L'union est aussi obligatoire dans le cas d'Actinidia arguta, aux feuilles vert foncé parfois bordées de rouge ou de pourpre, une espèce plus productive que la précédente.

De tous les kiwis, un seul peut produire des fruits sans devoir unir sa destinée à un autre végétal: le cultivar Actinidia arguta «Issai». Il a contourné la difficulté en produisant des fleurs femelles et mâles sur les mêmes branches. Très productif, rustique en zone 3 si on le plante dans un lieu protégé des grands vents d'hiver, il peut donner ses premiers fruits un ou deux ans suivant la plantation, selon l'âge du plant.

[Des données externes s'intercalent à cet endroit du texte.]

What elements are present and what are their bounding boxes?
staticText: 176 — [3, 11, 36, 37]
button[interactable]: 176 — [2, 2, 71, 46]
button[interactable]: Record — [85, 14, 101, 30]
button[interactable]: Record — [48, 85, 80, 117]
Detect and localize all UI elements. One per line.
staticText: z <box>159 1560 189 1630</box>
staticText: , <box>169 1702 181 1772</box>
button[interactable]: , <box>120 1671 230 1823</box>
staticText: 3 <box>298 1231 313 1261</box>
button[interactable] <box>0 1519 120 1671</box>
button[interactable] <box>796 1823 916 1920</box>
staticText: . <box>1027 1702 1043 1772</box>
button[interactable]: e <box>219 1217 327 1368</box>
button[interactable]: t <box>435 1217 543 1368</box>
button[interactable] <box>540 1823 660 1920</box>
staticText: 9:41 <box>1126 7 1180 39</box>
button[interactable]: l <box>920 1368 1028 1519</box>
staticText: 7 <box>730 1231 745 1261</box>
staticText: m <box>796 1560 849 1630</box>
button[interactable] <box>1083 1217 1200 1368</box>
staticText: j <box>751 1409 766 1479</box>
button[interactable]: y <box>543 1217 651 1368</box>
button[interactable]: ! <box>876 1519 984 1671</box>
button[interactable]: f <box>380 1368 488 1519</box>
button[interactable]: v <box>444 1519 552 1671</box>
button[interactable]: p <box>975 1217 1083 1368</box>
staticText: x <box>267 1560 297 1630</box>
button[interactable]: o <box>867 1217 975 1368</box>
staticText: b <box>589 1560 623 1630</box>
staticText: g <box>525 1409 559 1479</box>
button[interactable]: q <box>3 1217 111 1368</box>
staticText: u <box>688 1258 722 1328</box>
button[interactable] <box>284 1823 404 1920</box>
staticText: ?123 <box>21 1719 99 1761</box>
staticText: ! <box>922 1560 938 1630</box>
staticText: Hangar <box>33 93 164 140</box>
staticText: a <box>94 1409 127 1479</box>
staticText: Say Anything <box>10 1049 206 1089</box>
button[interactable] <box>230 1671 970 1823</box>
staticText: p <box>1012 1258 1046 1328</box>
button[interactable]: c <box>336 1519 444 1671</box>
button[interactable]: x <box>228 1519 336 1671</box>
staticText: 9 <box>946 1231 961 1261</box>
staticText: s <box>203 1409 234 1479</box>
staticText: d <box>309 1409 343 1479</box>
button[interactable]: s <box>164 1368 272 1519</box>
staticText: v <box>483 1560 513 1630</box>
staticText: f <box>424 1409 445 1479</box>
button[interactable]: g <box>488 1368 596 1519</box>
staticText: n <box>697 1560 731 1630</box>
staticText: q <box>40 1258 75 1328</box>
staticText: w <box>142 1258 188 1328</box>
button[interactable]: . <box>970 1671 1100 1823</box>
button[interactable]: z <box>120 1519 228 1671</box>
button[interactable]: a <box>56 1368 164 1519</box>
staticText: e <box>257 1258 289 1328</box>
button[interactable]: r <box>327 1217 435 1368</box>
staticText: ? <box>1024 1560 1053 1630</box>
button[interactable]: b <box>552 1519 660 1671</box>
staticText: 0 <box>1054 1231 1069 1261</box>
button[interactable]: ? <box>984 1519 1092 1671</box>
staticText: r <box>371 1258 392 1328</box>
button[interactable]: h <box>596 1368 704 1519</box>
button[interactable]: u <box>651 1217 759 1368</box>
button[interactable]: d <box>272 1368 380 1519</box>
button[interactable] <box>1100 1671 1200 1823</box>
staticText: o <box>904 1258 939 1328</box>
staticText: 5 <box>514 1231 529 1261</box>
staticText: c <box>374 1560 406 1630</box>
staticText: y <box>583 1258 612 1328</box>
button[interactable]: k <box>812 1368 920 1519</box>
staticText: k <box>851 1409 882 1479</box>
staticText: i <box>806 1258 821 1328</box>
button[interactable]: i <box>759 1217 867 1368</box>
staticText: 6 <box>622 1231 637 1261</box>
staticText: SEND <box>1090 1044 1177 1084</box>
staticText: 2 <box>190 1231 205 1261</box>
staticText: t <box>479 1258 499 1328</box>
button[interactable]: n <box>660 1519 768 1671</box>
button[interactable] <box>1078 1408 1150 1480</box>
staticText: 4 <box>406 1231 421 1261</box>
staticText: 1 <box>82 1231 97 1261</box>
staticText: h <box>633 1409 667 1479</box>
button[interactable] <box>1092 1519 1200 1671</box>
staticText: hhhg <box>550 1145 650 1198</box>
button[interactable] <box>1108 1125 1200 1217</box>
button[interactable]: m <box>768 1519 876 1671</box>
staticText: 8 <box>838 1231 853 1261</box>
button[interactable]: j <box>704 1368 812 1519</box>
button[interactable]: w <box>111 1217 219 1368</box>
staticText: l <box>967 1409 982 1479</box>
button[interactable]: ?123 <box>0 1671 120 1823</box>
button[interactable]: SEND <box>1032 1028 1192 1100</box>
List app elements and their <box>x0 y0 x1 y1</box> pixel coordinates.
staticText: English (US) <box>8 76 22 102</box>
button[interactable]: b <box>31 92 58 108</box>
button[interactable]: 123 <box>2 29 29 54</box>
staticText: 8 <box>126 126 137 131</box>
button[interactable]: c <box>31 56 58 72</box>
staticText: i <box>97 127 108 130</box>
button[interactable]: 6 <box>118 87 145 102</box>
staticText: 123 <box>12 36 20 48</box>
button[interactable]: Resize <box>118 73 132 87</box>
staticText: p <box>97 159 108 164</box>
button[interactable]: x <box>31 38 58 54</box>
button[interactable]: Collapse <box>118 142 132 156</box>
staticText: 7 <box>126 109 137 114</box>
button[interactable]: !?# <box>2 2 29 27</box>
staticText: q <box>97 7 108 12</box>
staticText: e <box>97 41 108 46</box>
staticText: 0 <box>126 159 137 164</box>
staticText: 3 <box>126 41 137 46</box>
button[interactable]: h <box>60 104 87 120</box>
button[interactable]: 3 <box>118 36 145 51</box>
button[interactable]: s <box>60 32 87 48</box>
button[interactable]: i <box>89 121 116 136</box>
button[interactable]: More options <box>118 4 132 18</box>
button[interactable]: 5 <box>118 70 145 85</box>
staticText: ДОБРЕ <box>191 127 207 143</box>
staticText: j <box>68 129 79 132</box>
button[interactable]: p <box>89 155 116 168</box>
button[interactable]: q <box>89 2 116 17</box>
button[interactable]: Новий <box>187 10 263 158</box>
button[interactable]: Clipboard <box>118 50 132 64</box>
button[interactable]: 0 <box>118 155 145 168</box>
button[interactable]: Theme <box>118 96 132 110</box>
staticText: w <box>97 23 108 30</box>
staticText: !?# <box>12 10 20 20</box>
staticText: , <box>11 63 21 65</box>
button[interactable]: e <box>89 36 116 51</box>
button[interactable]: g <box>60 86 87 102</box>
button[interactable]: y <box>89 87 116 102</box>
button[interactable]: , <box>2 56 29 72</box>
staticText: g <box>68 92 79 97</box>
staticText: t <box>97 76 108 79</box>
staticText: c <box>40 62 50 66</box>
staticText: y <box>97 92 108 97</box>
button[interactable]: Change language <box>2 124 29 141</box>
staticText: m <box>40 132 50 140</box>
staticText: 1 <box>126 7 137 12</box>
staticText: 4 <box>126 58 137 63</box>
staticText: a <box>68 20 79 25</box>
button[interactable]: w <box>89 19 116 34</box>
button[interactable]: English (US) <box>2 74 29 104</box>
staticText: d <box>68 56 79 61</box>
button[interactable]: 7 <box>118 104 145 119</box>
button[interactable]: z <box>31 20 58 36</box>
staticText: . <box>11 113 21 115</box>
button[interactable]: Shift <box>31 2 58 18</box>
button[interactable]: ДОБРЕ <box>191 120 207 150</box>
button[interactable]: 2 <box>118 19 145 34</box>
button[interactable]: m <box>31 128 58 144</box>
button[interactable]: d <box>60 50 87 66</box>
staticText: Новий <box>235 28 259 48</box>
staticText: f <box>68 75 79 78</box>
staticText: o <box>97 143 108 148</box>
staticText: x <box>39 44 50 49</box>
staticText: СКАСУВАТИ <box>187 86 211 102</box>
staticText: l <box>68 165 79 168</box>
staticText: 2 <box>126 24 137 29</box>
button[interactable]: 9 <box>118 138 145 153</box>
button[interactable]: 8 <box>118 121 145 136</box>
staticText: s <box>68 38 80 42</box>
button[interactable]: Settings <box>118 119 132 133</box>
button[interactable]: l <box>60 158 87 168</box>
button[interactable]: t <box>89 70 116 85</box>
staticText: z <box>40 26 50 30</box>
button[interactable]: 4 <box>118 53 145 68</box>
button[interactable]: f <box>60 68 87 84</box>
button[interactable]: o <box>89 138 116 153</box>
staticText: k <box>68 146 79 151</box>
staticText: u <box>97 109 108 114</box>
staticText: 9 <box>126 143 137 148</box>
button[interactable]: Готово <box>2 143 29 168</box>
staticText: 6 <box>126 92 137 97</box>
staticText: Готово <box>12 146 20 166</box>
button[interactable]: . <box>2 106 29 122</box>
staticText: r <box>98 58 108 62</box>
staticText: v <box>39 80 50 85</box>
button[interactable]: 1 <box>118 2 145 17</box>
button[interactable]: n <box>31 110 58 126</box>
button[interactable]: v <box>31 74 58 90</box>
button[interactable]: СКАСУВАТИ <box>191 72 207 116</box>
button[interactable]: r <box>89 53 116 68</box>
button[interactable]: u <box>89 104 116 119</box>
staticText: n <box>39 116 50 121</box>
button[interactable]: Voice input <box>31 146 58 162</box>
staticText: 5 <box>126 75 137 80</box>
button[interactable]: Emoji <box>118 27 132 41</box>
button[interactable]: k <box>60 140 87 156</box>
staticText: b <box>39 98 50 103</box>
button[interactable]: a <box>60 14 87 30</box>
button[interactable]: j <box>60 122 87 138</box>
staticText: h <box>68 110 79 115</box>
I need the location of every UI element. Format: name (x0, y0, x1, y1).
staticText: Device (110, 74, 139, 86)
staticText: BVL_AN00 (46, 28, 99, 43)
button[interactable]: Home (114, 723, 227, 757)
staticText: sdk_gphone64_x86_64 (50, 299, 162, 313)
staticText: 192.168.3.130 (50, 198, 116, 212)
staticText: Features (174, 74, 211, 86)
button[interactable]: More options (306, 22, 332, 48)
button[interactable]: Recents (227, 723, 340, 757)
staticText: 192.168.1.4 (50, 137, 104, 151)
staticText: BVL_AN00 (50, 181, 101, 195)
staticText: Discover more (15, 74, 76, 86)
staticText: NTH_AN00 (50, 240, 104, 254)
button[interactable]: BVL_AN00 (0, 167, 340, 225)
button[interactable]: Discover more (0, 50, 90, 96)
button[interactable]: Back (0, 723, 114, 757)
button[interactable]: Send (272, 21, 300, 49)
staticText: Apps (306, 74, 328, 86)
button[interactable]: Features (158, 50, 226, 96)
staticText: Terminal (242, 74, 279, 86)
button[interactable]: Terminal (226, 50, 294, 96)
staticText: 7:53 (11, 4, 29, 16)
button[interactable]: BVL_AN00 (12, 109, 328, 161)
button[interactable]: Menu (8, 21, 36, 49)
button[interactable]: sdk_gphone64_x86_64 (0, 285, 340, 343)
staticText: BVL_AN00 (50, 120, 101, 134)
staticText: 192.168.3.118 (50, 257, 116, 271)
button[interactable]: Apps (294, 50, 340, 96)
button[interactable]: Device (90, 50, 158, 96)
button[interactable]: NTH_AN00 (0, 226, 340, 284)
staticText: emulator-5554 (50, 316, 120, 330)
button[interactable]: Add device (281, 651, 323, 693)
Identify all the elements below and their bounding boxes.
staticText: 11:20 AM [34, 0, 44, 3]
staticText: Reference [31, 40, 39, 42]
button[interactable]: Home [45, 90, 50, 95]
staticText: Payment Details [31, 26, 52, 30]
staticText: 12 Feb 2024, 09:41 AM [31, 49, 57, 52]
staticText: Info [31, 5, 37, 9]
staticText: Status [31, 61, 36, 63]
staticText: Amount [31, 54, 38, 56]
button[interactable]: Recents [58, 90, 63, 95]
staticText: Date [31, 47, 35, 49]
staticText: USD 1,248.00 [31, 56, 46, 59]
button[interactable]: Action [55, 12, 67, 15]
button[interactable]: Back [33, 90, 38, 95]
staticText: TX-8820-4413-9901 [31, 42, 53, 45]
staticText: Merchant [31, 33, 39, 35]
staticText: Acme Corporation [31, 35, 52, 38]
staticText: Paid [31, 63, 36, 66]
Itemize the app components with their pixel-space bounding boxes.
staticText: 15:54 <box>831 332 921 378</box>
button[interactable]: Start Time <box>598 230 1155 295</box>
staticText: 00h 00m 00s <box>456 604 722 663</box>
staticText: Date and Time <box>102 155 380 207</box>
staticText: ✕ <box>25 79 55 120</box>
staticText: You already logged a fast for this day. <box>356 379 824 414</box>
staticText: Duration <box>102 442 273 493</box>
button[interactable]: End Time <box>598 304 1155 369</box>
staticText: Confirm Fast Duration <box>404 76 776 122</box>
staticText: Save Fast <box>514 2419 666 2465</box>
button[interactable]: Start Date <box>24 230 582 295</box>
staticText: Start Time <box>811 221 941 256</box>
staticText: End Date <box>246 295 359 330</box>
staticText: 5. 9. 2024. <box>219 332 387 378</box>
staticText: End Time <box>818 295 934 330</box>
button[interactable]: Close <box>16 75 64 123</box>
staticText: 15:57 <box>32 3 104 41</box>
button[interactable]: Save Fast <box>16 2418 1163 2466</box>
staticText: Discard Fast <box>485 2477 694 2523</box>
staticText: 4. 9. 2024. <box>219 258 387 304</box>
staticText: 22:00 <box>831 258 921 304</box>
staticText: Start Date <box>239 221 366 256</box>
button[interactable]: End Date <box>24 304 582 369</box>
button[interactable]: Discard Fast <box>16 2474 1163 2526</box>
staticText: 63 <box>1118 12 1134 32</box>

Les kiwis exigent le plein soleil et peuvent atteindre 6 à 7 m de longueur, parfois plus si on ne peut mettre un terme à leur ambitions. Leurs fleurs forment de minuscules clochettes blanchâtres. Dans tous les cas, la récolte a lieu vers la mi-août.

Comme la plante est volubile, on conseille une fertilisation avec un engrais balancé ou de compost. Il faut éviter tout excès d'azote, ce qui favoriserait la production de feuillage aux dépens de la récolte. Une taille printanière (mars ou avril) est nécessaire si on veut obtenir une grande production de fruits. Il faut alors couper les tiges secondaires au troisième ou au quatrième bourgeon, sur le vieux bois, comme on dit. Les fleurs pousseront sur les nouvelles pousses. Évidemment, si les bourgeons floraux sont endommagés par un gel tardif, il n'y aura pas de fruits l'été qui suit.

Si l'expérience vous tente, il n'est pas trop tard. Vous avez encore quelques semaines pour planter vos kiwis. Qui sait si vous n'obtiendrez pas vos premiers fruits le printemps prochain.

Un néozélandais de Chine

Considéré comme une liane, le kiwi du supermarché n'est pas originaire de la Nouvelle-Zélande comme on a tendance à le croire mais bien de la Chine. Actinidia deliciosa, de son nom scientifique, produisait alors des fruits semblables à ceux de nos kiwis rustiques. Ce sont les Néo-Zélandais qui ont développé des cultivars à gros fruits et qui ont aussi donné le nom commercial de kiwi à la plante dans les années 70, en l'honneur des oiseaux nocturnes et aptères du même nom, endémiques à la grande île.

Si la Nouvelle-Zélande reste un des principaux exportateurs au monde, les plus importants producteurs aujourd'hui sont dans l'ordre l'Italie, la Nouvelle-Zélande, le Chili, la France et les États-Unis. Plusieurs cultivars sont offerts sur le marché dont le plus récent d'origine néozélandaise, le «Hort16A», à chair jaune, commercialisé sous le nom de «kiwi doré» en anglais et devenu l'une des plus importantes productions horticoles du pays en termes de revenus.

 

Photo Patrick Sanfaçon, La Presse

Le feuillage du kiwi «Arctic Beauty» est vivement coloré durant une bonne partie de l'été.